By Evan Sarzin / 08.22.2016
Donald Trump watches Vladimir Putin admiringly, as the despot reassembles the Russian Empire, and he dreams of similar conquest. Trump has vowed to make America great again, and domination is what he means. Donald Trump’s vision is a grotesque paraphrase of Ronald Reagan. Trump sees this country as the Shining Fortress of Solitude on the Hill, dispatching the military to rule over its Imperial outposts.
Trump supporters long for an America of memory, one that will not be kicked around. But this is a faulty memory, a confabulation. For all but the twenty-five years following the Second World War, America hasn’t dominated the world. America didn’t win the World Wars alone, for that matter. America did not even get into those wars for two years after they began.
The undeclared Korean War is a stalemate that has never been resolved. The Vietnam War was a debacle. The first Gulf War essentially was uncontested, and the wars in Afghanistan and Iraq have been unqualified disasters. No disrespect for those who served and serve, the wars themselves were atrocious mistakes. The Iraq war was a fraud on the troops and the taxpayers.
Yet Trump promises to return America to its winning ways. He believes in an America of the imagination, a vision of Empire that drove this country down the dishonorable road of genocide and displacement of the indigenous peoples; into a series of wars in the West to maximize its North American territory; and wars in the Caribbean and the Philippines to drive Spain out of North America once and for all, while establishing a U.S. beachhead in East Asia.
Empire is inherently despotic, even those that are nominally democratic, because there is no equality between the ruler and the ruled, domestic or foreign. Trump says, “I am your voice.” No, you’re not. You’re not my voice, and you’re not my Nation.
The American people will have to fall much farther than we think we have fallen to abandon our civic sovereignty, our right of self-determination. Why would Americans give up the rights guaranteed by the Constitution to someone who does not respect the rule of law?

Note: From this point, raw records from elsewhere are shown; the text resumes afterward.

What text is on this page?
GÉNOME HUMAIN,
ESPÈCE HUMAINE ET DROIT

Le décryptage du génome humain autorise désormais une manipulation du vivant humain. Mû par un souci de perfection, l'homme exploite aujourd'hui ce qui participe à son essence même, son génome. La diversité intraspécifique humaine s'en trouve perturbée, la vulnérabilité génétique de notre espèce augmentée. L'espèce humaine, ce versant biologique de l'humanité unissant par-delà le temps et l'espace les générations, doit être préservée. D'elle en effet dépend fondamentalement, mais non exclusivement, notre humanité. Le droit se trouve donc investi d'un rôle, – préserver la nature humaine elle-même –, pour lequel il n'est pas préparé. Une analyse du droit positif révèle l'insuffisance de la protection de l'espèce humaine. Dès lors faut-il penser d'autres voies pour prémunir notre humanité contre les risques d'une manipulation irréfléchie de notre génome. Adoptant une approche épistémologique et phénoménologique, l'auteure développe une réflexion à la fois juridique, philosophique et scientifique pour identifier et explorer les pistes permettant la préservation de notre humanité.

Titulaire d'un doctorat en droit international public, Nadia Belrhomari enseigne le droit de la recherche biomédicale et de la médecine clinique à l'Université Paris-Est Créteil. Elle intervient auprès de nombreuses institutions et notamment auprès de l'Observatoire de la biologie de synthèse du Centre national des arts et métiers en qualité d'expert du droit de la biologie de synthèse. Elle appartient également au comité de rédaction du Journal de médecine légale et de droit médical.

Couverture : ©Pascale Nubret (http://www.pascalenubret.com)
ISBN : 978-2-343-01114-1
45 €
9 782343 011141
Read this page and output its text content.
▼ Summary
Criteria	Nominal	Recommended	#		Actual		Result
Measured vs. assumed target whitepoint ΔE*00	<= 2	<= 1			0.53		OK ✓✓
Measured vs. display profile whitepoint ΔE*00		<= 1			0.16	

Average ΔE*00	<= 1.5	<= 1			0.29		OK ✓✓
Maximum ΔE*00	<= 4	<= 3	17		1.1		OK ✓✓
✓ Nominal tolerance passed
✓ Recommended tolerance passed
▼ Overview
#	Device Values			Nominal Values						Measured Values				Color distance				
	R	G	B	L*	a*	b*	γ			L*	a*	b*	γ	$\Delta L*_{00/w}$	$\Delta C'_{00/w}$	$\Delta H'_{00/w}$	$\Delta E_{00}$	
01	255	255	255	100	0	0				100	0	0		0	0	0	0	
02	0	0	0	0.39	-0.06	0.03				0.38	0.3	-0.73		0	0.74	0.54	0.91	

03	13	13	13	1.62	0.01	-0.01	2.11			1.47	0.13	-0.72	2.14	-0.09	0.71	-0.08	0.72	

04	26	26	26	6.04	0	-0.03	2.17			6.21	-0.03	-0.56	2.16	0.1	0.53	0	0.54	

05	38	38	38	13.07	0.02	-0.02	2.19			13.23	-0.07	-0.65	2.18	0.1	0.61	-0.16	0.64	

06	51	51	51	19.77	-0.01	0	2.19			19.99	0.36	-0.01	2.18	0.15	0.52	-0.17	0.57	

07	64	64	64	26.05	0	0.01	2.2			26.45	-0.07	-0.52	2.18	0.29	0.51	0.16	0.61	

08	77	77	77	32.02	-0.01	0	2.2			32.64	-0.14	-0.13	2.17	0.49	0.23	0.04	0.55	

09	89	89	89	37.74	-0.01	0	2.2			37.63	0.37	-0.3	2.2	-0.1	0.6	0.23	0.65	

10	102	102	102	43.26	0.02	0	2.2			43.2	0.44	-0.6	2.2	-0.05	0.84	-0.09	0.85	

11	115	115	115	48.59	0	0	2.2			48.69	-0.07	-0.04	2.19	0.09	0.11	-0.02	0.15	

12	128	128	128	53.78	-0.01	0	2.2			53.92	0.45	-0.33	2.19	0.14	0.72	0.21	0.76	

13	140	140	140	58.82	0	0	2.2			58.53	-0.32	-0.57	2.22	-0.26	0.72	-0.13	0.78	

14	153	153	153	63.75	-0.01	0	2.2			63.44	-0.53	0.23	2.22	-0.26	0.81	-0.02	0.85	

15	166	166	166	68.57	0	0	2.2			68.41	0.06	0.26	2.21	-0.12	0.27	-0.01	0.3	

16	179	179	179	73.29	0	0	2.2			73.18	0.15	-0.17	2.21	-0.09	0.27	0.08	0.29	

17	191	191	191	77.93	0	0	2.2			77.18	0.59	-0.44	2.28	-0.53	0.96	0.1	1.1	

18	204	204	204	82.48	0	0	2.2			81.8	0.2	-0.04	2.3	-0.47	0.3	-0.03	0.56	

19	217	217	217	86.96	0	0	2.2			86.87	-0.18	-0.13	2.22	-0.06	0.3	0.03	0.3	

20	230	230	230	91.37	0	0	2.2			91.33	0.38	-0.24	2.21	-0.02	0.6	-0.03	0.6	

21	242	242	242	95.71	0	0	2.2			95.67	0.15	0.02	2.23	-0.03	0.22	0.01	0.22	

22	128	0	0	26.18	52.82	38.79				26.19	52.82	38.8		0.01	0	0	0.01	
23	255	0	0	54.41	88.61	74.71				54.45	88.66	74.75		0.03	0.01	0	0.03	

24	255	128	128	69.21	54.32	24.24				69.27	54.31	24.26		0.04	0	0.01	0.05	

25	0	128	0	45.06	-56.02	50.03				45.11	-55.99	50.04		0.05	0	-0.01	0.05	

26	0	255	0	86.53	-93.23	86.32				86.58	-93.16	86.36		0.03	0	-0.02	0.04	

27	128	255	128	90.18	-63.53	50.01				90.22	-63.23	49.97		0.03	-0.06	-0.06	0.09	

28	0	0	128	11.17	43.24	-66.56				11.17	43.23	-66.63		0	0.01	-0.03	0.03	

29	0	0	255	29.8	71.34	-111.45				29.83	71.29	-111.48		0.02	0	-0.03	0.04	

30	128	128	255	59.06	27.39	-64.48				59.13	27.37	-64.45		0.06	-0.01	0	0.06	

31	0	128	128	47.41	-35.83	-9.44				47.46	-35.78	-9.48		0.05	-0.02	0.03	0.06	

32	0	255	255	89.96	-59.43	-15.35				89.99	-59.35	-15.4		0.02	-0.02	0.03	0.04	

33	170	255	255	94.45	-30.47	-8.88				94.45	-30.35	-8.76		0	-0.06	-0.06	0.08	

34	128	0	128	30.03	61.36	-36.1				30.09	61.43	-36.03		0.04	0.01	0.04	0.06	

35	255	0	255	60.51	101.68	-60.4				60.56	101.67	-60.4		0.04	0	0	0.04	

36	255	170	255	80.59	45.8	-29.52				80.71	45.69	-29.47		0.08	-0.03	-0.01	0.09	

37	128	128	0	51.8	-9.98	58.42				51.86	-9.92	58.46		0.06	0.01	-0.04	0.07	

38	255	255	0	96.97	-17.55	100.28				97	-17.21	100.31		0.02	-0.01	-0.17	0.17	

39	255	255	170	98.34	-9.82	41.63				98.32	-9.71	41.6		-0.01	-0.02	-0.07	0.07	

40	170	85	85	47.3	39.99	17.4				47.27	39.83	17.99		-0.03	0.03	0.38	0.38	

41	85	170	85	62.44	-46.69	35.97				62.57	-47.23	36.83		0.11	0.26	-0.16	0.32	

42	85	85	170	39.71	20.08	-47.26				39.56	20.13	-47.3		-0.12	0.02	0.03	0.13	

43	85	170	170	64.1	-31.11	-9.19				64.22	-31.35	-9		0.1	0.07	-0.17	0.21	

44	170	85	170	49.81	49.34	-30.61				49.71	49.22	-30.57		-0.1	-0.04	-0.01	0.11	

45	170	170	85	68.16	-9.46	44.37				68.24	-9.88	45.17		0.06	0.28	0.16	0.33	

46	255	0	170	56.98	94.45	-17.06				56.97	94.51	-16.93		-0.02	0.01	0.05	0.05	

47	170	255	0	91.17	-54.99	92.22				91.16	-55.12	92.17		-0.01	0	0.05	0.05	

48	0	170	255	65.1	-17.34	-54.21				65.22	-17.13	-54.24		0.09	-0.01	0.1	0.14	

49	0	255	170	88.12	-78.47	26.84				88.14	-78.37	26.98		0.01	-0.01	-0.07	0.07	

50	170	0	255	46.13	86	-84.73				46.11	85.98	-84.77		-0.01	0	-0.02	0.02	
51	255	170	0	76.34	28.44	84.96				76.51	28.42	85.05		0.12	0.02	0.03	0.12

Trump’s admiration for Putin is instructive. He lauds Putin’s assertiveness in the Crimea and Syria, just as he attacks Obama for his decision not to enter those military theaters. Russia’s actions have precedent, pushing out to the expanse of the former Tsarist and Soviet Empires. Putin has the backing of many countrymen who rue the collapse of Communism. Marcel H. Van Herpen, the author of Putin’s Wars, explains why Russians are willing to yield their hard-won freedoms:
In such a case, the home country’s imperial conquests provide an ersatz satisfaction. Feelings of powerlessness and a lack of personal pride and individual accomplishment are compensated by a process of identification with the power and the glory of their country. The lack of personal respect that they receive as individuals is compensated by the respect—and fear—that their home country inspires. “If a man is proud of his Belief, his Fatherland, his People,” one can still read in an anonymous Russian publication of 2007 attacking democracy, “he finds internal pride in himself as a representative of this great people and great country.” This mechanism can be observed in a population of serfs that has been enslaved, as well as in a population that gives up its original freedom and enslaves itself for the sake of national glory.
Trump’s nostalgia for an idealized American past, a short-lived one at that, taps into an anger borne of a sense of powerlessness. Americans have limits, as all other people of the world do. People who grew up in the post-Second World War era take this as a defeat, because from 1945 to 1968, America was a country of nearly limitless resource and possibility. That era has been gone for longer than it was here, and all of us longing for it will have to live off the fumes. The world has changed, and America is no longer its overwhelming economic force.
For many Americans, it has meant financial desperation and hopelessness for their children. Somebody’s going to pay for that. The authoritarian strain in America is real. It has been gaining force, while the European-descended portion of population slips in political force and our economy comes back to the pack.